На каких-то из этих кораблей доставили шкуры меха, кабанью кость и клыки, мясо и морровиндские овощи с Солстхейма, на других — кость мамонтов и хоркеров, китовый ус, солонину, пряжу, шерсть и меха с Белого Берега и из Винтерхолда, на третьих — сласти и пряности, ковры, разноцветные шелка, драгоценности и напитки из Сиродила, Хай Рока и Хаммерфелла. Но солнце уже висело не так высоко над крепостными стенами, так что скоро рабочие разгрузят и погрузят последнее, да разойдутся по домам или питейным и непотребным заведениям. Портовые девки уже выползли из своих обиталищ — среди них было не меньше половины аргонианок, много данмерок и босмерок, но и нордки попадались тоже.
На небольшом рынке между стеной и пристанью торговали свежепривезёнными товарами, в основном поделками из кости, вяленым и копчёным мясом, южными сластями, овощами и фруктами, дешёвыми тканями, пряжей, коврами, и множеством других вещей. Редкие покупатели ещё ходили между пустеющих рядов, а продавцы в основном уже сворачивались, хотя некоторые до сих пор, кажется, зазывали на свой товар.
Скоро сюда в поисках пропитания подтянутся бродячие собаки и нищие.
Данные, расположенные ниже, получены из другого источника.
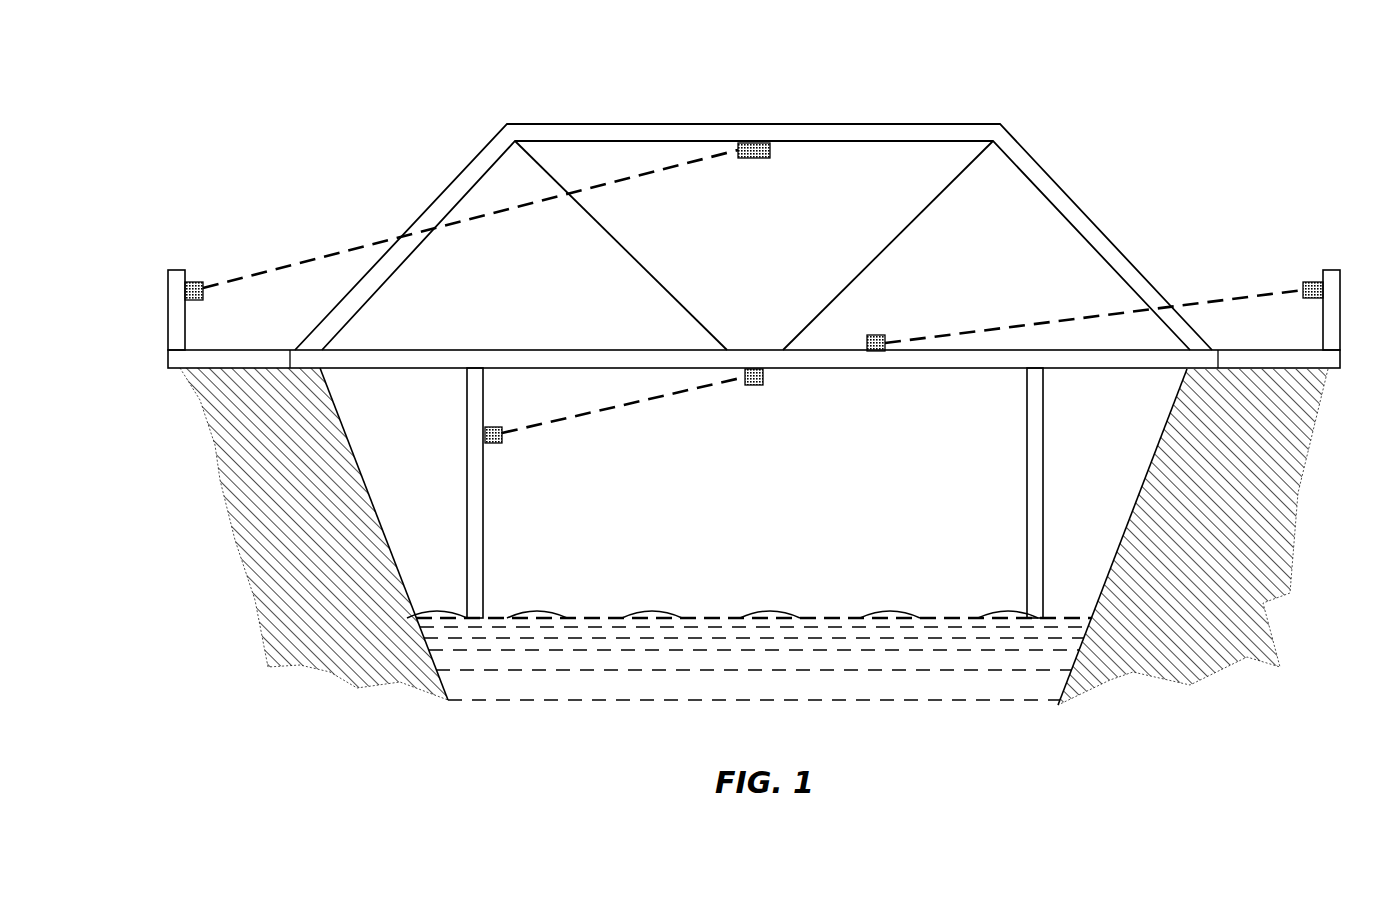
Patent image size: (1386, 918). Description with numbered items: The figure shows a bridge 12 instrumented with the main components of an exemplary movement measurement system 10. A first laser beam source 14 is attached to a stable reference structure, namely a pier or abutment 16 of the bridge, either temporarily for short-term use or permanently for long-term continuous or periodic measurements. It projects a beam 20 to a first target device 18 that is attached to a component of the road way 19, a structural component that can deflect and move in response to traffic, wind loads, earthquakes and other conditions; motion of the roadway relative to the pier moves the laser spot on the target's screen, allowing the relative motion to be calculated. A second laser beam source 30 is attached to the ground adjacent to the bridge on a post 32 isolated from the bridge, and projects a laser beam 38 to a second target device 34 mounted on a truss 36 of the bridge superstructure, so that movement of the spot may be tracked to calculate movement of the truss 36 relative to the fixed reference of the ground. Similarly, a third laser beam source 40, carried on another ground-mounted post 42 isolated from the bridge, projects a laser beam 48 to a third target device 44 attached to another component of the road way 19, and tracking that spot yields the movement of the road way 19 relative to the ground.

В конторе клана Расколотый Щит шумел народ, и густо пахло благовониями, южными пряностями, потом и дымом. Посреди просторного зала на возвышении, устланном дорогими коврами, в высоком кресле за большим столом ценного дерева, украшенным затейливой резьбой, заваленным толстыми учётными книгами, заставленным золотой посудой, масляными светильниками и дорогими писчими принадлежностями сидела управительница. Её громкий властный голос вольно разносился над залом, а худое тёмно-серое лицо с густо-багровыми глазами и чёрным рисунком через нос и лоб выражало всю ответственность её положения.
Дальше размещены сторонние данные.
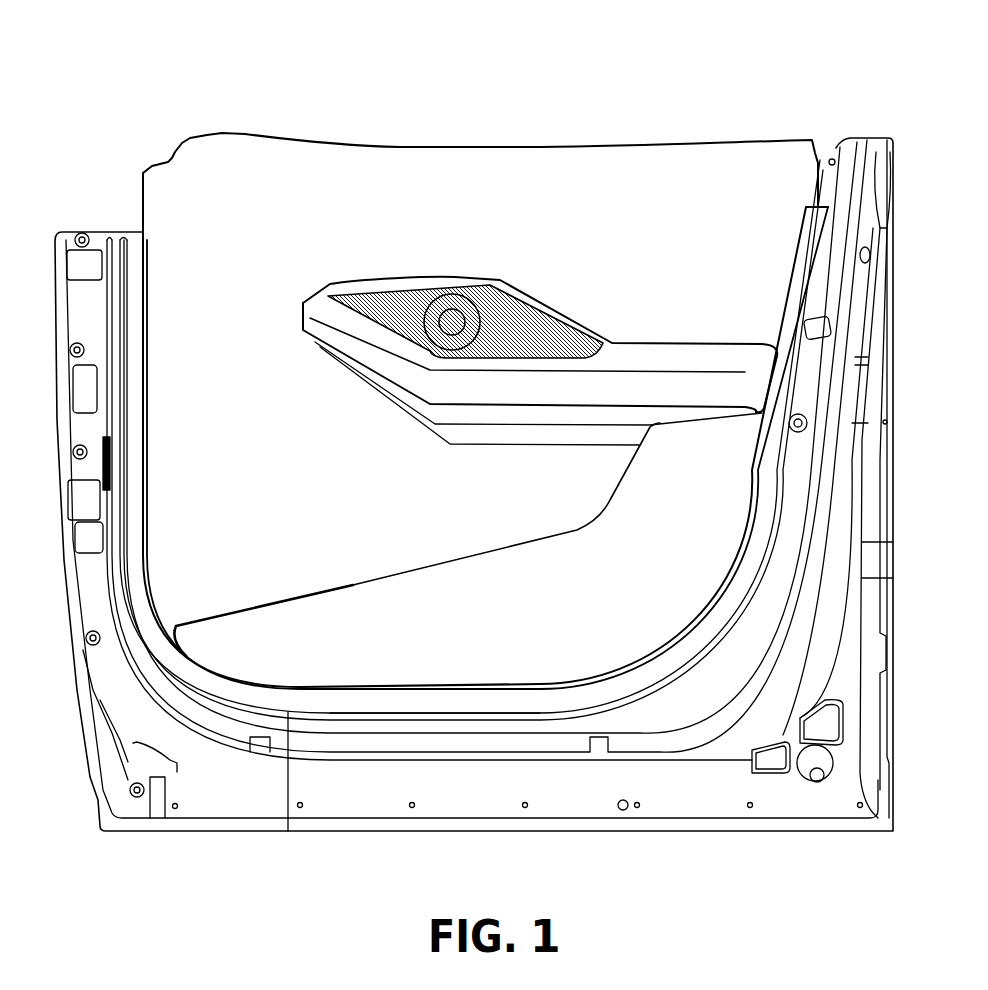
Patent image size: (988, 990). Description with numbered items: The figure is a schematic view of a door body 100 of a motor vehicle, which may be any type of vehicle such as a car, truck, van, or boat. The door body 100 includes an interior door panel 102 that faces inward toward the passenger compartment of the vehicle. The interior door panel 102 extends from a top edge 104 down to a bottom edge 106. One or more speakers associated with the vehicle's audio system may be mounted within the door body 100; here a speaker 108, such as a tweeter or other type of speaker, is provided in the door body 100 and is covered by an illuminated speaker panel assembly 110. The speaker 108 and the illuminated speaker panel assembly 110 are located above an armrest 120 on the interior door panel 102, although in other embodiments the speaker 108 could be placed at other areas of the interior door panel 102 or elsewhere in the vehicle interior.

The door body 100 is at (100, 80).
The interior door panel 102 is at (522, 650).
The top edge 104 is at (537, 147).
The bottom edge 106 is at (380, 703).
The speaker 108 is at (465, 325).
The illuminated speaker panel assembly 110 is at (523, 300).
The armrest 120 is at (718, 397).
Перед столом на одном из простеньких стульчиков сидел мужчина и возмущённо размахивал руками. Потом, будто бы не договорив, резко поднялся и поспешил к выходу. И, проходя мимо, едва не задел Ниранию плечом. А когда двери захлопнулись, она сообразила, что это был Амбарис Рендар, хозяин «Нового Гнисиса».
Она постояла у входа, осмотрелась, потом приблизилась к самому столу, и лишь тогда Суварис Атерон соизволила заметить её.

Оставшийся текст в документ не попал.